Rafał Górski: Pani Katarzyno, co łączy „Akademię pana Kleksa”, „Elementarz” i „Świerszczyk”?
Katarzyna Czech: Przede wszystkim są to pozycje skierowane do dzieci. W kontekście naszej dzisiejszej rozmowy najważniejsze jest to, iż są powiązane nazwiskami artystów-ilustratorów, którzy zdobyli nagrody podczas wystawy książki w Lipsku w 1959 roku.
Rok 1959 to ważna data, ponieważ od tego czasu rozpoczyna się pasmo sukcesów naszej sztuki ilustratorskiej.
Przywieźliśmy mnóstwo medali: dwa złote i kilka srebrnych oraz brązowych. Olga Siemaszko, która była redaktorem artystycznym „Świerszczyka”, otrzymała w Lipsku złoty medal. Jan Marcin Szancer, ilustrator „Akademii pana Kleksa”, zdobył srebro, a Janusz Grabiański zdobył medal brązowy. Janusz Grabiański znany jest przede wszystkim jako twórca szaty graficznej do najbardziej znanej wersji „Elementarza” z roku 1974.
Po tej wystawie z 1959 roku nasi artyści brali już udział w wielu międzynarodowych konkursach i spotkaniach związanych z książką i ilustracją książkową. Mogę wymienić takie miejsca jak: Brno, Bratysława, Frankfurt nad Menem, Moskwa, Mediolan. Wszędzie zdobywali nagrody, co otworzyło nam wrota do artystycznej Europy.
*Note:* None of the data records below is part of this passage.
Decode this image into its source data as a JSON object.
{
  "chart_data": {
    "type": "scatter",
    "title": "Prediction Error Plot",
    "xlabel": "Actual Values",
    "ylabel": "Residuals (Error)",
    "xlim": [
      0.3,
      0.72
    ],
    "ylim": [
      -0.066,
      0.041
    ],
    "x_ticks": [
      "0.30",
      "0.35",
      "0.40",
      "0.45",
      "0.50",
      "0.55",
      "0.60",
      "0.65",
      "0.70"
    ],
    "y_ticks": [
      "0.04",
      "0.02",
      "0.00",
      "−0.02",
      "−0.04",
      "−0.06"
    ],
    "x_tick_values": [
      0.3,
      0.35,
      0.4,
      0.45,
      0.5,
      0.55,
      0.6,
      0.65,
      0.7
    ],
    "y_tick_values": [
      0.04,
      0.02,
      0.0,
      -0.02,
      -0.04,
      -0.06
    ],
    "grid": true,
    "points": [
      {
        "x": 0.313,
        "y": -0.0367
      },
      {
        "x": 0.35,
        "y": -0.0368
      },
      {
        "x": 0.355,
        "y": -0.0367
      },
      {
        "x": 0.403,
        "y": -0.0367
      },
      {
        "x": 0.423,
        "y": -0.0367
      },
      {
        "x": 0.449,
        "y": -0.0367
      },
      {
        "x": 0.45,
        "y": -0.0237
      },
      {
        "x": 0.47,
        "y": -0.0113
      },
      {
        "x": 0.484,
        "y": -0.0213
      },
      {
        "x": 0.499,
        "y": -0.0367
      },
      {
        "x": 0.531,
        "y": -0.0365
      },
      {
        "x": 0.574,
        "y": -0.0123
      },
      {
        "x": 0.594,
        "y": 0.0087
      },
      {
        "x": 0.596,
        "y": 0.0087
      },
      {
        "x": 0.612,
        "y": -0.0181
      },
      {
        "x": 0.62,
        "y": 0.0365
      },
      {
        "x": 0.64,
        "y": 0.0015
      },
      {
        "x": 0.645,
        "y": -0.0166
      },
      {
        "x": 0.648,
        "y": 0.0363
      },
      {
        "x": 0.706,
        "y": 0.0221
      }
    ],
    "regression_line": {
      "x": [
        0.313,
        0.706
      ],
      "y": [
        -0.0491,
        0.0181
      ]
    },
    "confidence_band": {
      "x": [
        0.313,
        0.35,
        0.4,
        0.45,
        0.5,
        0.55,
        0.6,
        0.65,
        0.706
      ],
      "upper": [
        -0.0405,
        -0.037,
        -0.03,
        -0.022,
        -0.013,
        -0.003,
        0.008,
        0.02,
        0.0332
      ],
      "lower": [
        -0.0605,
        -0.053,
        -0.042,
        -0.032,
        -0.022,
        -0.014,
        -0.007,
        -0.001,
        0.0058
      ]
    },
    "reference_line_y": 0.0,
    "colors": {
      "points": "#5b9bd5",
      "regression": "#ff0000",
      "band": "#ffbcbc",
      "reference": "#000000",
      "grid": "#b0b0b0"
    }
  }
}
Obok Polskiej Szkoły Plakatu, Polskiej Szkoły Filmowej pojawiła się właśnie grupa Polskiej Szkoły Ilustracji. Działała ona najbardziej prężnie w latach 1950-1980.
Wydawałoby się, iż okres PRL-u był trudny dla artystów, jednak władze komunistyczne traktowały książkę jako sojusznika w krzewieniu edukacji i kultury. Ilustracja książki dziecięcej nie miała podłoża ideologicznego, więc władze nie ingerowały w twórczość artystów, co dawało im dużą swobodę.
Z czego wynikał taki wysyp polskich talentów?
Wydaje mi się, iż w Polsce nigdy nie brakowało ludzi zdolnych i utalentowanych, a takie wydarzenia – jak wspomniana wystawa w Lipsku – bardzo często otwierają drogę w świat. Ilustratorzy kształceni byli po wojnie przez artystów przedwojennych. Jan Marcin Szancer był przedwojennym wykładowcą i kilku znanych twórców ilustracji dziecięcej było jego studentami.
Ponadto myślę, iż czasy wojny blokowały twórczość, więc po trudnym czasie wojennym, artyści chcieli wrócić do życia i euforii tworzenia.
Czy polska ilustracja dziecięca przez cały czas osiąga sukcesy?
Najbardziej twórczy okres w polskiej ilustracji dziecięcej przypadał na lata 1950-1980, jednakże wielu artystów działało jeszcze po roku 1980. Niektórzy tworzą do tej pory, na przykład Józef Wilkoń, który zresztą był zdobywcą drugiego złotego medalu w Lipsku razem z Olgą Siemaszko.
W 2019 roku obchodziliśmy stulecie polskiej ilustracji dziecięcej. Z tej okazji Instytut Adama Mickiewicza wydał okolicznościową publikację. Proszę powiedzieć o niej parę słów.
Wyszła bardzo piękna pozycja „Captains of Illustration: 100 Years of Children’s Book from Poland” we współpracy z Wydawnictwem Dwie Siostry. Zawiera ona 100 haseł i 800 ilustracji autorstwa ponad dwustu polskich artystów, między innymi: Janusza Stannego, Franciszki Themerson, Elżbiety Gaudasińskiej. Wszyscy byli oczywiście związani ze stuletnią historią naszego dorobku ilustratorskiego w zakresie książek dla dzieci.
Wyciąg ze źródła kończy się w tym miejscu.